Vigren E, Altwegg K, Edberg NJT, et al., 2016, MODEL-OBSERVATION COMPARISONS OF ELECTRON NUMBER DENSITIES IN THE COMA OF 67P/CHURYUMOV–GERASIMENKO DURING 2015 JANUARY, Astronomical Journal, Vol: 152, ISSN: 1538-3881
During 2015 January 9–11, at a heliocentric distance of ~2.58–2.57 au, the ESA Rosetta spacecraft resided at a cometocentric distance of ~28 km from the nucleus of comet 67P/Churyumov–Gerasimenko, sweeping the terminator at northern latitudes of 43°N–58°N. Measurements by the Rosetta Orbiter Spectrometer for Ion and Neutral Analysis/Comet Pressure Sensor (ROSINA/COPS) provided neutral number densities.

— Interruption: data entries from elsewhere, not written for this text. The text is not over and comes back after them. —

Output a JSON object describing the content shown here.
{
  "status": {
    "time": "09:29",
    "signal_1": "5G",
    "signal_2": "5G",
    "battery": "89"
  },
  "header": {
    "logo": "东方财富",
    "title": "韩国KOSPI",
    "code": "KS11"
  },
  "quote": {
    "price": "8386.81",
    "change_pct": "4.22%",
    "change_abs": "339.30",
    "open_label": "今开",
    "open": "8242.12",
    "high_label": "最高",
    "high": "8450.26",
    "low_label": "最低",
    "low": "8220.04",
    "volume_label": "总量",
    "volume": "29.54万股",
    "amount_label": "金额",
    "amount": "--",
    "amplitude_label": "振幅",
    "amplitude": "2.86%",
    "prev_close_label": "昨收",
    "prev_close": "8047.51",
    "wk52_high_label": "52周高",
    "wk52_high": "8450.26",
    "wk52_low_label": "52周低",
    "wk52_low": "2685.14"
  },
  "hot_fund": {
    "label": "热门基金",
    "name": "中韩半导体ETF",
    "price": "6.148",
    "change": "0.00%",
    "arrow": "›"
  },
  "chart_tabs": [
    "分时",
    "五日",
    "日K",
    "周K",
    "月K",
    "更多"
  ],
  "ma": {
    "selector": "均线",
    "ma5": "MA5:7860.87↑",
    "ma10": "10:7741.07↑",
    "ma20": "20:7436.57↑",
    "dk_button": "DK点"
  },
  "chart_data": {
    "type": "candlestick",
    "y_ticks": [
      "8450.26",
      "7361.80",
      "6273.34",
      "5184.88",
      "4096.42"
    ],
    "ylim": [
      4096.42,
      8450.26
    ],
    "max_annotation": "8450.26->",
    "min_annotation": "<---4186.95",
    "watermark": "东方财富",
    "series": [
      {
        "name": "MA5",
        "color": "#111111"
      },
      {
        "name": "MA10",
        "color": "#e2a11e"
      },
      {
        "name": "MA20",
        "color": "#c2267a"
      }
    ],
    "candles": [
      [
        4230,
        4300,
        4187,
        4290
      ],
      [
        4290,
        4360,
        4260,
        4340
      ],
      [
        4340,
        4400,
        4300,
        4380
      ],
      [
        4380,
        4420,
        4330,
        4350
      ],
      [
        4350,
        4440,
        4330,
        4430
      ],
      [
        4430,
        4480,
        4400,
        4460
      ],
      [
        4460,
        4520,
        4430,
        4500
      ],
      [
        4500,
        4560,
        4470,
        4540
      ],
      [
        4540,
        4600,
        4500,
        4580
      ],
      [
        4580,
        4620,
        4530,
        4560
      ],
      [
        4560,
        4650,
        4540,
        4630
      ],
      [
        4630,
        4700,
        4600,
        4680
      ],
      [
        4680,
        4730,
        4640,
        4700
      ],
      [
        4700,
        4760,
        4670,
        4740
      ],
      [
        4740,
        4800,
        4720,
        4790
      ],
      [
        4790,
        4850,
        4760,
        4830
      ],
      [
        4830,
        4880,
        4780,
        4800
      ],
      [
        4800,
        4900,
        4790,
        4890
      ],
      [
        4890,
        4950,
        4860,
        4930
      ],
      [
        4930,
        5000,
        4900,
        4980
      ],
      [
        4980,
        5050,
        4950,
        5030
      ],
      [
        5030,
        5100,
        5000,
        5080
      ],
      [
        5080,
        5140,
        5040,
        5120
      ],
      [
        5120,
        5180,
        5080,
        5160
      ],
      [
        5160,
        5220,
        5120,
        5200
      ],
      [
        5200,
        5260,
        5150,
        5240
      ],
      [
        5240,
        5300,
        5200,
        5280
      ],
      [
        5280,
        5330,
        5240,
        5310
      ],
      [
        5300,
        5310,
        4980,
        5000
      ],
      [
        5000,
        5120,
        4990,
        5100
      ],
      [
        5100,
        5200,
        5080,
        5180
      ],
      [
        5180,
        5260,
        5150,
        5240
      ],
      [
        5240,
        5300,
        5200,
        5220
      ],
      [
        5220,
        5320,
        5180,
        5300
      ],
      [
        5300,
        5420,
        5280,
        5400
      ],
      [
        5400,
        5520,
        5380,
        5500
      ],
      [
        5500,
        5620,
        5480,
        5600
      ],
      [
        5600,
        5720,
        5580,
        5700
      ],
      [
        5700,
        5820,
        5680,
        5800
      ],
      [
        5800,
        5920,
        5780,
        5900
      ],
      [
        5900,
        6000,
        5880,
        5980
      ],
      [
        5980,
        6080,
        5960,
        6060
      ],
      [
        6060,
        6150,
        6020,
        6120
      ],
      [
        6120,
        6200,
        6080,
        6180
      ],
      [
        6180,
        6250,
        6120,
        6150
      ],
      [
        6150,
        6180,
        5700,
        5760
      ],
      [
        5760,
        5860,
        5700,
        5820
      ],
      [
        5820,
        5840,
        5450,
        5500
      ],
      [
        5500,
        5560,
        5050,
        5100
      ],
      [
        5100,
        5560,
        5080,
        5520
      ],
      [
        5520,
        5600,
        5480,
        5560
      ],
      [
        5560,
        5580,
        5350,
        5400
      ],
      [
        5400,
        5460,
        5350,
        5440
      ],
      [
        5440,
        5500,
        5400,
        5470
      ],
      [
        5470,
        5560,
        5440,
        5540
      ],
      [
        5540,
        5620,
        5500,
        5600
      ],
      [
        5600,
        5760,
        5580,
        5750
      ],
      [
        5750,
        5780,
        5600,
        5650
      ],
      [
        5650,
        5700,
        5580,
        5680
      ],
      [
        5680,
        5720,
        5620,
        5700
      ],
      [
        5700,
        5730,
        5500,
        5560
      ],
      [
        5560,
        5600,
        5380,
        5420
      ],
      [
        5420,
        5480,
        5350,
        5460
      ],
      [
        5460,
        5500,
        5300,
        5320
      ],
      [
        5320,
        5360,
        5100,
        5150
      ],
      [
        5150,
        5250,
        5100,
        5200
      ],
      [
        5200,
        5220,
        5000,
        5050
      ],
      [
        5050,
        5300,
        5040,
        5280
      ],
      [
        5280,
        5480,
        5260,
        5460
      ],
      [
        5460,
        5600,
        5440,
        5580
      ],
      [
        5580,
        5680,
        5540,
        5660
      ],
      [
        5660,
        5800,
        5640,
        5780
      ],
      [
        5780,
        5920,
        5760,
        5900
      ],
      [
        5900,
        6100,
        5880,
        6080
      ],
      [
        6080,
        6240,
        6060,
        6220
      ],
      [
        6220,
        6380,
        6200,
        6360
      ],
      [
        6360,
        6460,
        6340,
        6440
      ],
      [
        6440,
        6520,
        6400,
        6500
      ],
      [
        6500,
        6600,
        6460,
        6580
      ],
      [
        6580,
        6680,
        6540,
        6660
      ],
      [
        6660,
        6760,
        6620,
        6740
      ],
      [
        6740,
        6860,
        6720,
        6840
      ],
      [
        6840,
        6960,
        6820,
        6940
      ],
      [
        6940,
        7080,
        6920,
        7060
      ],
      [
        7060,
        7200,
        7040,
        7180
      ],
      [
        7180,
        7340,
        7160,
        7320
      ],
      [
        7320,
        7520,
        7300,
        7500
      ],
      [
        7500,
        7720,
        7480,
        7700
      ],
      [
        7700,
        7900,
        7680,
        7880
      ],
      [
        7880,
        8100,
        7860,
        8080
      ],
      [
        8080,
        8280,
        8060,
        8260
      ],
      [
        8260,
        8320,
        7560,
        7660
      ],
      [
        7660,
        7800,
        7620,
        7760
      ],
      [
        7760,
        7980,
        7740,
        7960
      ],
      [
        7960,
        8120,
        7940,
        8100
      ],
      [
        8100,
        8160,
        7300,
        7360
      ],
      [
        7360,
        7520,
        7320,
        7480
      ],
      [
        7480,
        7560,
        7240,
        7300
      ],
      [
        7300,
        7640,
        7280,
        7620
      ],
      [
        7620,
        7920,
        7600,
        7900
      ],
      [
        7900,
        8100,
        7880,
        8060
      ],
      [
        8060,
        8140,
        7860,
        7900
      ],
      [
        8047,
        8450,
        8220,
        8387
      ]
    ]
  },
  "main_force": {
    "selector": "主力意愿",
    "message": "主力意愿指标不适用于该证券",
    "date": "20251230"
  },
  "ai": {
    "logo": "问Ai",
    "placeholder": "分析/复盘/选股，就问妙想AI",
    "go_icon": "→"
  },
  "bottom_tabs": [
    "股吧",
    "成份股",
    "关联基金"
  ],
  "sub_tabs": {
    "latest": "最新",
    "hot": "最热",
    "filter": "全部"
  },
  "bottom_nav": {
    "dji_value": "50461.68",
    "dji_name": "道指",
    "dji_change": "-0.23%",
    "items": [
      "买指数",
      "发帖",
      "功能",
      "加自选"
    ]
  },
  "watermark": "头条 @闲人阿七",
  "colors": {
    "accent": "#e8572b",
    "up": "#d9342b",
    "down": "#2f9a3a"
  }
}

We have computed modeled electron number densities using the neutral number densities as input into a Field Free Chemistry Free model, assuming H2O dominance and ion-electron pair formation by photoionization only. A good agreement (typically within 25%) is found between the modeled electron number densities and those observed from measurements by the Mutual Impedance Probe (RPC/MIP) and the Langmuir Probe (RPC/LAP), both being subsystems of the Rosetta Plasma Consortium. This indicates that ions along the nucleus-spacecraft line were strongly coupled to the neutrals, moving radially outward with about the same speed. Such a statement, we propose, can be further tested by observations of H3O+/H2O+ number density ratios and associated comparisons with model results.